In the areas we visited, there seemed to be more hotels on the US side, and more shops on the Canadian side. In Canada, I had my chance to play virtual reality, and I bought a Cuban cigar -- because I could. We visited the Botanical Gardens.

Late afternoon, we took our leave of Niagara Falls and drove eastward to the recognized birthplace of American Major League Baseball, Cooperstown, New York. Whatever "in season" there was in Cooperstown, we had missed it. We stayed in a huge Holiday Inn, and seemed to be two of about half a dozen guests that evening. The parking lot was empty.

Cooperstown seems to exist for and because of the Baseball Hall of Fame, and we spent a few hours there looking at the memorabilia and photos. I purchased postcards of all the Hall of Fame members for whom I have autographs. We walked around to the neighboring shops in the little town and then drove east again to the Holiday Inn in New Jersey at which we had stayed a few days earlier.

My plan was to spend my last day of travel with Jenny the next day in Coney Island, New York, as I had done a few times as a child with my dad and brother. I had arranged for Charlie to come pick me up near Coney Island at the end of the day.

By this time in my story, Hurricane Floyd had traveled all the way from Florida to meet us, and much of the northeastern seaboard had closed down, including Coney Island. We had followed the news, and a few days earlier we had known that this could happen. It was very rainy, so I called Charlie and asked him to meet me earlier in the day at Sleepy Hollow, New York.

Being the Halloween aficionado that I am, and having dressed accordingly years earlier, I wanted to visit the land of the Headless Horseman, the Legend of Sleepy Hollow. There wasn't a lot to see, but there were a couple of items of interest. On one of the roads is a sign that states that on that very spot, a capture had been made during the American Revolution that led to the discovery of General Benedict Arnold's treason.

We visited the grave of Washington Irving, the author of The Legend of Sleepy Hollow. The caretaker's office has a map to the prominently interred citizens of the cemetery, and we were able to drive around to the various gravesites. We saw deer in the graveyard in the rain. We drove on narrow pathways which were actually on top of graves, because we could see headstones immediately adjacent to and with inscriptions facing the pavement.

We ate lunch at a nearby diner and then Charlie picked me up and Jenny drove home to Maryland.

Charlie took me to his house in Storrs, Connecticut, from which he has since moved. I stayed there for an action-packed weekend. We visited Charlie's workplace and went riding go-karts. We went to the Mohegan Sun in Uncasville, a huge Native American casino that was being enlarged, even though hardly anyone was there.

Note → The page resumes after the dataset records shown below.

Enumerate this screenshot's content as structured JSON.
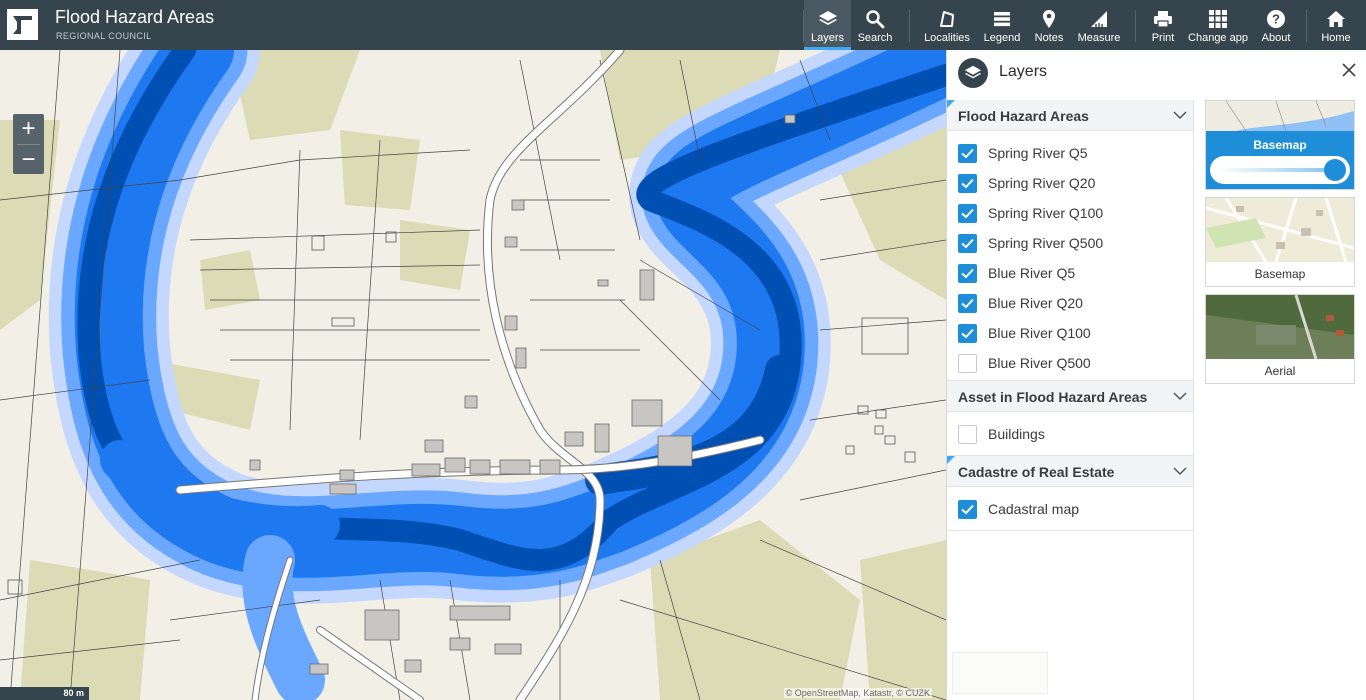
{
  "app": {
    "title": "Flood Hazard Areas",
    "subtitle": "REGIONAL COUNCIL"
  },
  "toolbar": [
    {
      "id": "layers",
      "label": "Layers",
      "icon": "layers-icon",
      "active": true
    },
    {
      "id": "search",
      "label": "Search",
      "icon": "search-icon"
    },
    {
      "id": "localities",
      "label": "Localities",
      "icon": "localities-icon"
    },
    {
      "id": "legend",
      "label": "Legend",
      "icon": "legend-icon"
    },
    {
      "id": "notes",
      "label": "Notes",
      "icon": "pin-icon"
    },
    {
      "id": "measure",
      "label": "Measure",
      "icon": "ruler-icon"
    },
    {
      "id": "print",
      "label": "Print",
      "icon": "printer-icon"
    },
    {
      "id": "change_app",
      "label": "Change app",
      "icon": "grid-icon"
    },
    {
      "id": "about",
      "label": "About",
      "icon": "help-icon"
    },
    {
      "id": "home",
      "label": "Home",
      "icon": "home-icon"
    }
  ],
  "map": {
    "zoom_in": "+",
    "zoom_out": "−",
    "scale_label": "80 m",
    "attribution": "© OpenStreetMap, Katastr, © CUZK"
  },
  "panel": {
    "title": "Layers",
    "groups": [
      {
        "title": "Flood Hazard Areas",
        "items": [
          {
            "label": "Spring River Q5",
            "checked": true
          },
          {
            "label": "Spring River Q20",
            "checked": true
          },
          {
            "label": "Spring River Q100",
            "checked": true
          },
          {
            "label": "Spring River Q500",
            "checked": true
          },
          {
            "label": "Blue River Q5",
            "checked": true
          },
          {
            "label": "Blue River Q20",
            "checked": true
          },
          {
            "label": "Blue River Q100",
            "checked": true
          },
          {
            "label": "Blue River Q500",
            "checked": false
          }
        ]
      },
      {
        "title": "Asset in Flood Hazard Areas",
        "items": [
          {
            "label": "Buildings",
            "checked": false
          }
        ]
      },
      {
        "title": "Cadastre of Real Estate",
        "items": [
          {
            "label": "Cadastral map",
            "checked": true
          }
        ]
      }
    ],
    "basemaps": [
      {
        "label": "Basemap",
        "active": true
      },
      {
        "label": "Basemap",
        "active": false
      },
      {
        "label": "Aerial",
        "active": false
      }
    ]
  },
  "colors": {
    "header": "#36454d",
    "accent": "#1f8ed8",
    "flood_q5": "#0050b4",
    "flood_q20": "#1e78f0",
    "flood_q100": "#6aa8ff",
    "flood_q500": "#c4d8ff",
    "land": "#f2efe6",
    "vegetation": "#dbdcb6"
  }
}
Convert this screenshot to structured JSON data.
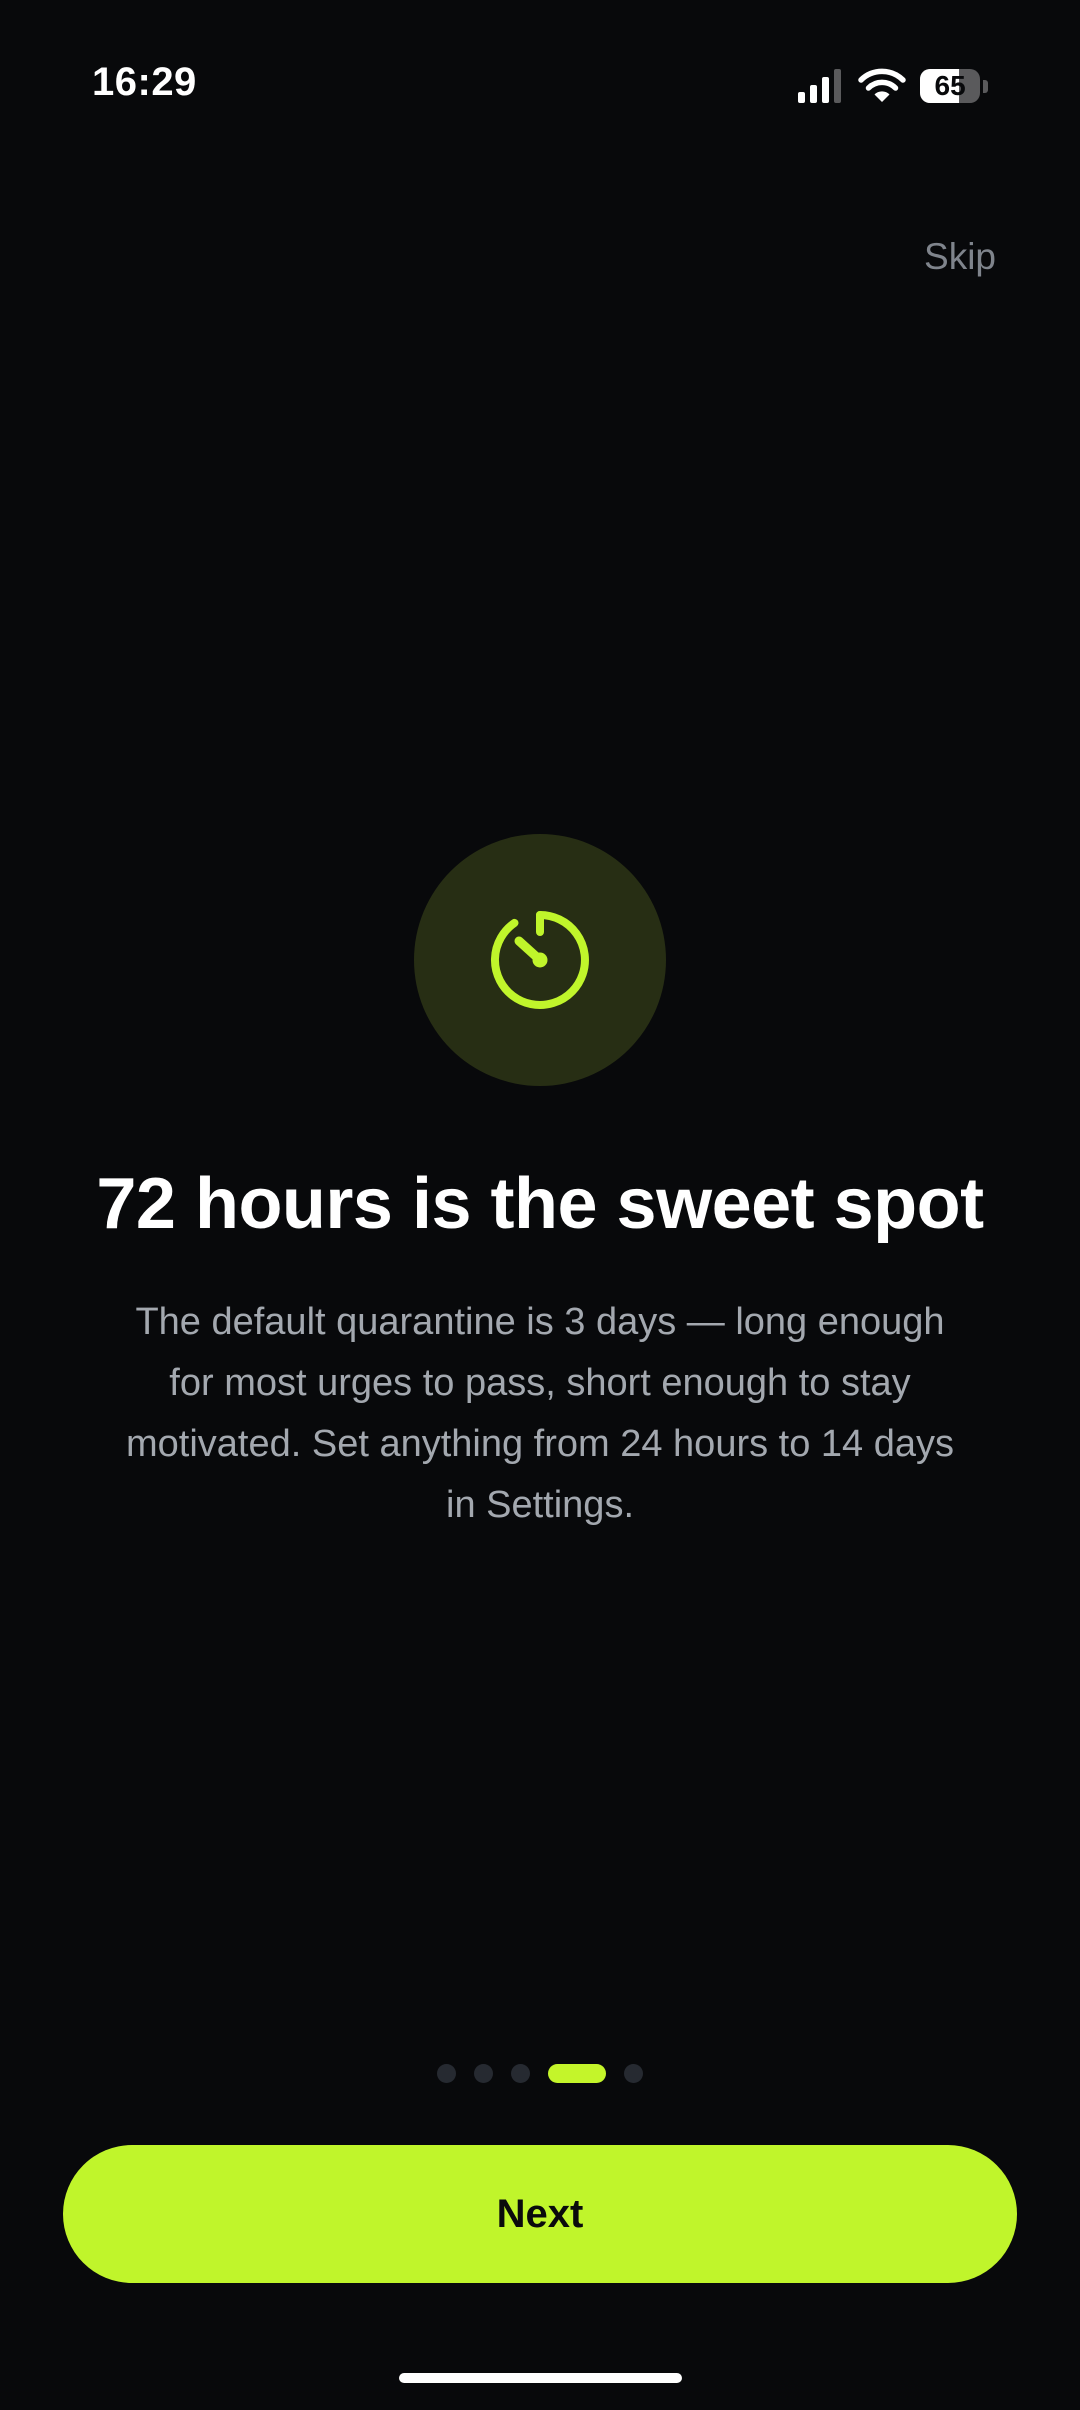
{
  "status_bar": {
    "time": "16:29",
    "battery_level": "65",
    "icons": [
      "signal-icon",
      "wifi-icon",
      "battery-icon"
    ]
  },
  "header": {
    "skip_label": "Skip"
  },
  "hero": {
    "icon": "timer-icon",
    "accent_color": "#c0f52b",
    "icon_background": "#272e14"
  },
  "content": {
    "title": "72 hours is the sweet spot",
    "description": "The default quarantine is 3 days — long enough for most urges to pass, short enough to stay motivated. Set anything from 24 hours to 14 days in Settings."
  },
  "pagination": {
    "total": 5,
    "active_index": 3
  },
  "footer": {
    "next_label": "Next"
  },
  "colors": {
    "background": "#08090b",
    "accent": "#c0f52b",
    "text_primary": "#ffffff",
    "text_secondary": "#a3a8af",
    "text_muted": "#7f848c"
  }
}
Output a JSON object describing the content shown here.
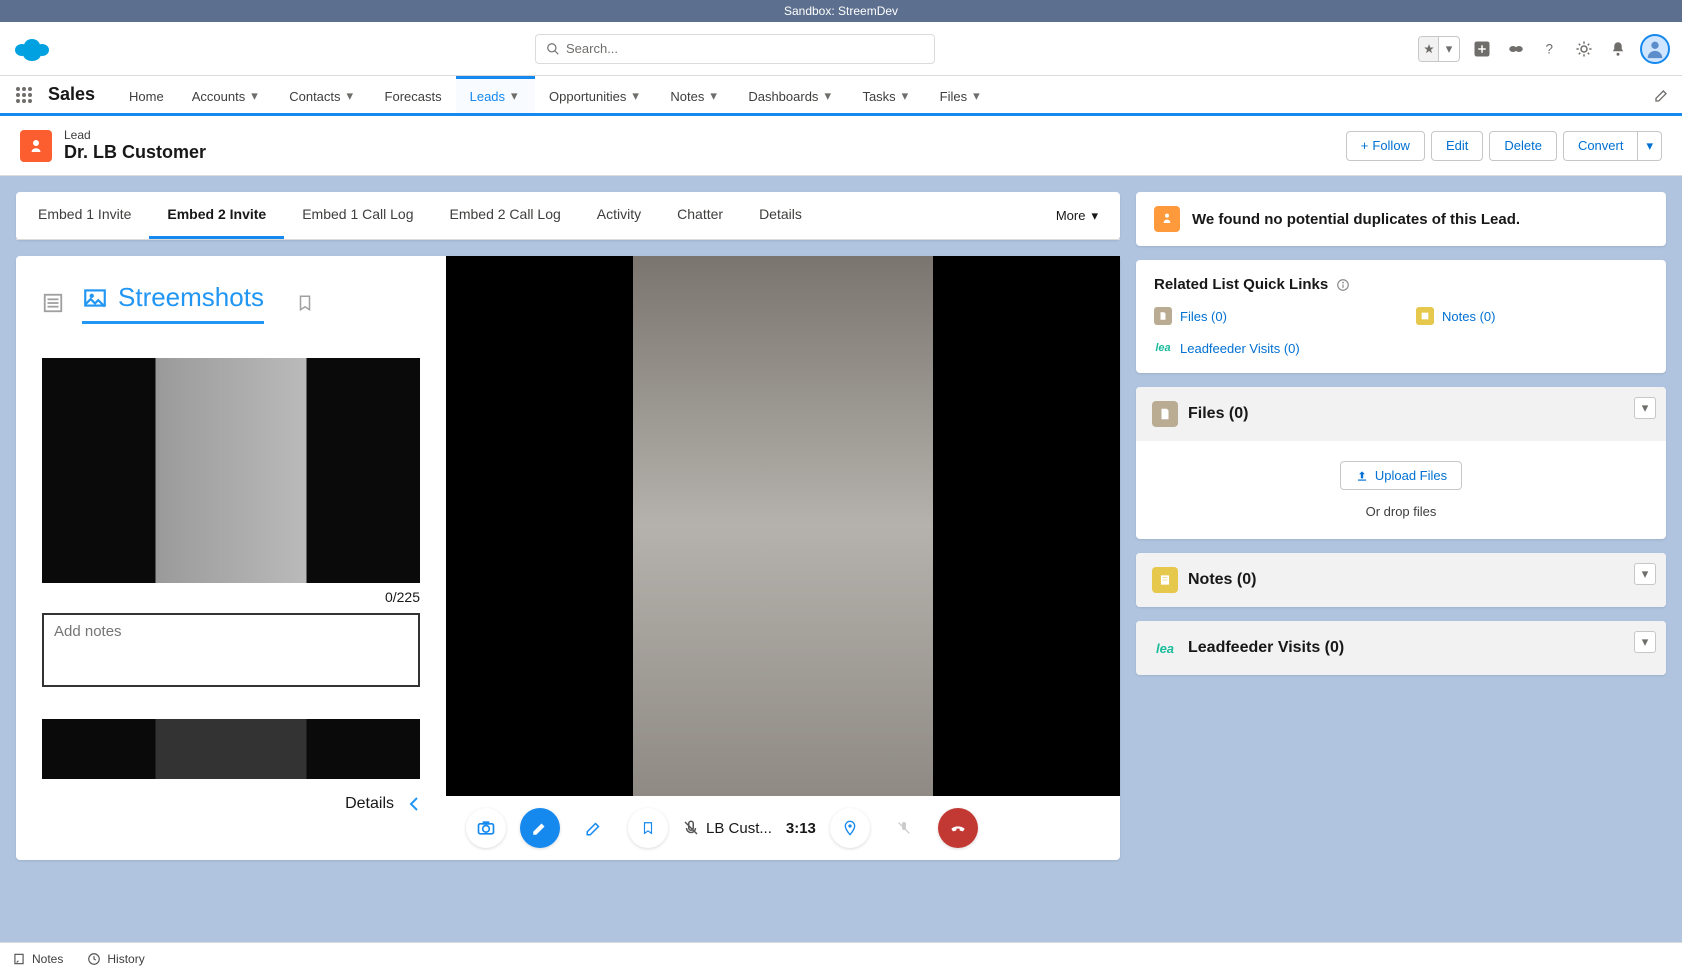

Charlie and Laurel and I went bowling, and the next time I went bowling was with them in Tallahassee on February 12, 2004. We ate dinner in an old United States Post Office that was more museum restaurant than post office, with many of the original fixtures closed off by glass. We went to a party and played pinball.

We visited the Naval Submarine Base New London in Groton and toured the world's first nuclear-powered submarine, USS 571, the Nautilus, named for Jules Verne's tale of "20,000 Leagues Under the Sea" and another submarine named Nautilus from World War II. In the galley was an eight-track tape player.

All too quickly, my nine-day 3,000 mile road trip including a weekend in Connecticut was at an end. Charlie gave me a ride to the airport and we stopped at a yard sale along the way, where I filled the last of my suitcase space with a plastic 25-cent truck for Alicia.

My flights home were uneventful, but my luggage arrived two days later, personally delivered to my house by Delta personnel.

This was my most eventful road trip, and longest in duration and distance.

Thanks, Jenny and Adam, Charlie and Laurel, Edward and Joan!

1 comment:

  1. That one seemed to go a lot smoother than the one me, you and Pete took in '94!! Perhaps you remembered that trip and avoided the state of Pennsylvania on purpose!! I will elaborate no further publicly.... Jeff B.